Ultranova – Orion

ULTRANOVA

Orion (2017)

Rock Symphony / Musea Records

 

Novità nel mondo progressivo giungono dal Brasile. Nati nel 2012, e con una buona attività live nel proprio palmarès, gli Ultranova, formati da Thiago Albuquerque (piano, synth), Daniel Leite (chitarre), Príamo Brandão (basso), Henrique Penna (batteria, percussioni), si presentano al mondo discografico nel 2017 con l’album Orion.

Un esordio di tutto rispetto quello dei quattro ragazzi di Belém (una delle città più importanti dell’Amazzonia), abili nell’alternare andature solo superficialmente lineari a corposi frangenti sfaccettati e decisamente sopra le righe, nello spaziare tra le varie sfumature del prog (e non solo) e nel modificare i propri “colori” con naturalezza. Ottimo il lavoro descrittivo delle tastiere e delle chitarre supportate brillantemente dalle cesellature ritmiche (qui, al basso, troviamo la mano dell’ex bassista Mário Neto nei primi cinque brani, sostituito in corso d’opera da Brandão, ora in pianta stabile nel progetto).

I primi minuti di Órbita, brano che dà il via ad Orion, si presentano compatti, con un vivace lavoro corale ciclico e molto fluido interrotto a tratti da “variazioni sul tema”. Poi Penna dà il via ad una lenta marcia accompagnata dalla chitarra diluita di Leite, prima che lo stesso batterista imprima una nuova andatura che trascina in scena gli “inquieti” e crimsoniani colleghi. Sul finire si “torna alla base”.

É il vellutato e romantico piano di Albuquerque il protagonista iniziale di Abismo Azul, con i suoni sintetici e la compassate ritmiche a fare da contorno, in un quadro che si muove tra Saint-Preux e Roberto Cacciapaglia. A seguire, sono dapprima le tastiere e poi la chitarra a prendere il posto del piano e a proseguirne il “dettato” lambendo anche territori neoprog.

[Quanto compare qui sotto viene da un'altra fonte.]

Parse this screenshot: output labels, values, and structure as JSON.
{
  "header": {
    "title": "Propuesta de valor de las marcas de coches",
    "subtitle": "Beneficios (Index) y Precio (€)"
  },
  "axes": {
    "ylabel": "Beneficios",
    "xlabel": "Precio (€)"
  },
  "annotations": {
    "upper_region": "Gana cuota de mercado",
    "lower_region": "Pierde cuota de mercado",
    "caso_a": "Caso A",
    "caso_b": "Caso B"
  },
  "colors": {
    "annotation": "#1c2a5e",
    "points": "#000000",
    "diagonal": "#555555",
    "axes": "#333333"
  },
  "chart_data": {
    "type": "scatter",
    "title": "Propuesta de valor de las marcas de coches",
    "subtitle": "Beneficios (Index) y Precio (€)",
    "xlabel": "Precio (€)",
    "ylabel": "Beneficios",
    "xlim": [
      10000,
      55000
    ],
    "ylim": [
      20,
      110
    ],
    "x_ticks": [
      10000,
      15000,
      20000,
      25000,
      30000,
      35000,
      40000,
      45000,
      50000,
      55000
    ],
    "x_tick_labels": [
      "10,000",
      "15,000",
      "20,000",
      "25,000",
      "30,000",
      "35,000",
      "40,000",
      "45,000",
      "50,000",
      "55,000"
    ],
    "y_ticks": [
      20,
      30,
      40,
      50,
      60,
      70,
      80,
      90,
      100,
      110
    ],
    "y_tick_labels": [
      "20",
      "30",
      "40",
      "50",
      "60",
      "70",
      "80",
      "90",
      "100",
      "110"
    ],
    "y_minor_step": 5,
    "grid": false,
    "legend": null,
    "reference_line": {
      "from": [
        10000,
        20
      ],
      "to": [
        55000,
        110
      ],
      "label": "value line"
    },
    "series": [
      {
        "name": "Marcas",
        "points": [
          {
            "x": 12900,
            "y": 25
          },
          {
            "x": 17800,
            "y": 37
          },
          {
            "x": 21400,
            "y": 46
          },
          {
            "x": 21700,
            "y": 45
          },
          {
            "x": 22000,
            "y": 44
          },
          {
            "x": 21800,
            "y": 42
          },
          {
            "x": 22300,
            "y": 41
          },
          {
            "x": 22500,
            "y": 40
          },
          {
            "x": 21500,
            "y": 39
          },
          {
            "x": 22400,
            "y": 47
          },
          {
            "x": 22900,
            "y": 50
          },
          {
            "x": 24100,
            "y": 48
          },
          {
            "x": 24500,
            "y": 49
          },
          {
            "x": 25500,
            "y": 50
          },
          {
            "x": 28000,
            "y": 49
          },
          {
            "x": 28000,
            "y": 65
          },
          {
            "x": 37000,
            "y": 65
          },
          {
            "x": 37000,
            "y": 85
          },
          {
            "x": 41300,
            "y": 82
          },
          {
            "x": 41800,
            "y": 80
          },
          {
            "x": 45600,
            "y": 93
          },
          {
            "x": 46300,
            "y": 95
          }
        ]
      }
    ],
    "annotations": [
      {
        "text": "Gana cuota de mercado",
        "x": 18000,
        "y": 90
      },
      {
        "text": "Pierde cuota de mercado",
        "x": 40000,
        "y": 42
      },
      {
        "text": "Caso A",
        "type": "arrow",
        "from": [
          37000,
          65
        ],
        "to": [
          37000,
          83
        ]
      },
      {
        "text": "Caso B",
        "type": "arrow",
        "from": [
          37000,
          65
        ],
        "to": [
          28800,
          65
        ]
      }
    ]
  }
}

La partenza tribale di Aquântica lascia intendere sin da subito che il capitolo precedente è, appunto, alle spalle. Synth ronzanti e chitarre graffiate occupano quasi completamente lo spazio esplodendo poco oltre. Ancor più rapido, a tratti, il cammino seguente con Albuquerque completo padrone della scena, mentre, sullo sfondo, Neto prosegue il suo “viaggio nascosto”. In coda gli Ultranova danno una nuova lettura, più scura e drammatica, al frammento iniziale.

Policroma e solare Salinas, episodio in cui chitarre dal sapore funky dialogano ottimamente con la tastiera celestiale di Albuquerque, quasi sempre presente, e con le ritmiche costantemente dinamiche. C’è spazio anche per un bell’assolo di basso.

Molto frizzante Chronos, brano che nelle prime battute emana una spensieratezza sixties. É Albuquerque, con il suo tocco alla Luca Scherani, a trascinare i compagni cedendo poi lo scettro all’aggressivo intervento di Leite. Sullo sfondo Neto e Penna tengono degnamente il passo. E, per non farsi mancare nulla, ecco comparire, prima di concludere, un rapidissimo assolo dalle tinte metal.

Chiusura affidata alla lunga Orion. L’avvio si presenta con la forma di una morbida e malinconica ballad. Fissati sulle retrovie i colpi compassati di Penna, chitarra, basso e piano si lasciano trasportare dalla situazione, senza mai esagerare. É il synth di Albuquerque, poco oltre i quattro minuti a suonare la carica e il brano prende forza con gli affondi ritmici e le scudisciate elettriche. A tratti sembrano affiorare anche qualche sentore di PFM e “schizofrenie” alla Balletto di Bronzo (richiamando anche l’opener). Negli ultimi minuti le distorsioni creano tormentate traiettorie, con sprazzi di Secret Tales de “L’antico regno”, “contagiando” anche tastiere e ritmiche, per chiudere poi solennemente alla Latte e Miele.

E se la Musea Records li ha introdotti nel mercato europeo qualcosa vorrà pur dire.